May 25, 2004
In the prologue of Victor Davis Hanson's The Soul of Battle, he describes the firebombing of Tokyo in March of 1945. A total of 334 B-29's loaded with Napalm bombed Japan. The losses were horrific: 80,000 dead, 40,918 wounded and over 250,000 buildings destroyed. U.S. Losses were 14 planes.

Then he makes this incredible statement regarding U.S. public opinion on this action, and the following similar attacks:

There was to be no public objection to LeMay's burning down the industrial and residential center of the Japanese empire - too many stories about Japanese atrocities toward subjugated peoples and prisoners of war had filtered back to the American people.

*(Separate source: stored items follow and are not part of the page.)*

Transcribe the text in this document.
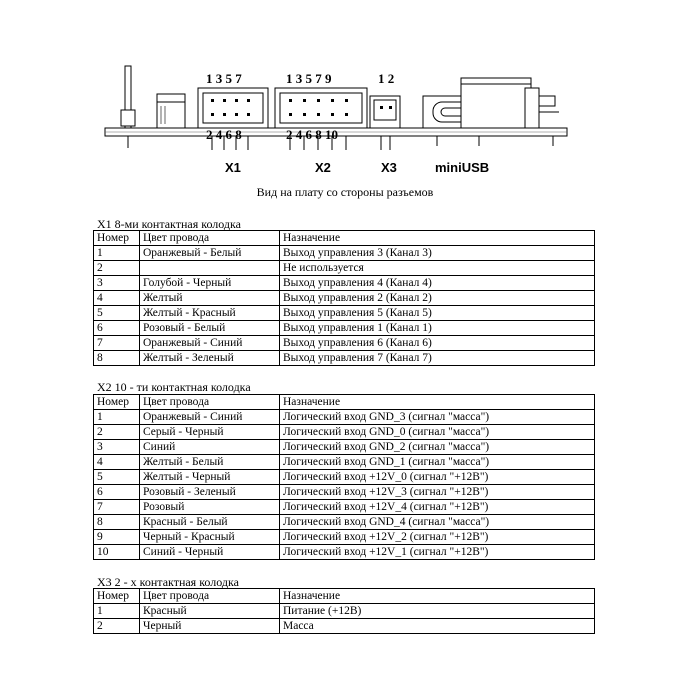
1 3 5 7
2 4 6 8
1 3 5 7 9
2 4 6 8 10
1 2
X1	X2	X3	miniUSB
Вид на плату со стороны разъемов
X1 8-ми контактная колодка
Номер	Цвет провода	Назначение
1	Оранжевый - Белый	Выход управления 3 (Канал 3)
2		Не используется
3	Голубой - Черный	Выход управления 4 (Канал 4)
4	Желтый	Выход управления 2 (Канал 2)
5	Желтый - Красный	Выход управления 5 (Канал 5)
6	Розовый - Белый	Выход управления 1 (Канал 1)
7	Оранжевый - Синий	Выход управления 6 (Канал 6)
8	Желтый - Зеленый	Выход управления 7 (Канал 7)
X2 10 - ти контактная колодка
Номер	Цвет провода	Назначение
1	Оранжевый - Синий	Логический вход GND_3 (сигнал "масса")
2	Серый - Черный	Логический вход GND_0 (сигнал "масса")
3	Синий	Логический вход GND_2 (сигнал "масса")
4	Желтый - Белый	Логический вход GND_1 (сигнал "масса")
5	Желтый - Черный	Логический вход +12V_0 (сигнал "+12В")
6	Розовый - Зеленый	Логический вход +12V_3 (сигнал "+12В")
7	Розовый	Логический вход +12V_4 (сигнал "+12В")
8	Красный - Белый	Логический вход GND_4 (сигнал "масса")
9	Черный - Красный	Логический вход +12V_2 (сигнал "+12В")
10	Синий - Черный	Логический вход +12V_1 (сигнал "+12В")
X3 2 - х контактная колодка
Номер	Цвет провода	Назначение
1	Красный	Питание (+12В)
2	Черный	Масса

To a democratic nation in arms, an enemy's unwarranted aggression and murder is everything, the abject savagery of its own retaliatory response apparently nothing.
In some ways, the terrorism we face today is similar to the imperial Japanese army. Both exhibited wanton disregard for the lives of their enemies. Yet today, the American media and a portion of her public are screaming - not about the execution of Nick Berg and the American contractors in Fallujah, but about the mistreatment of a few enemy prisoners at the hands of a few dishonorable U.S. soldiers.

How many 9/11's will it take to galvanize the resolve of the United States and the Coalition members to truly seek to destroy terrorism in the same way it sought to remove the Japanese threat in 1945?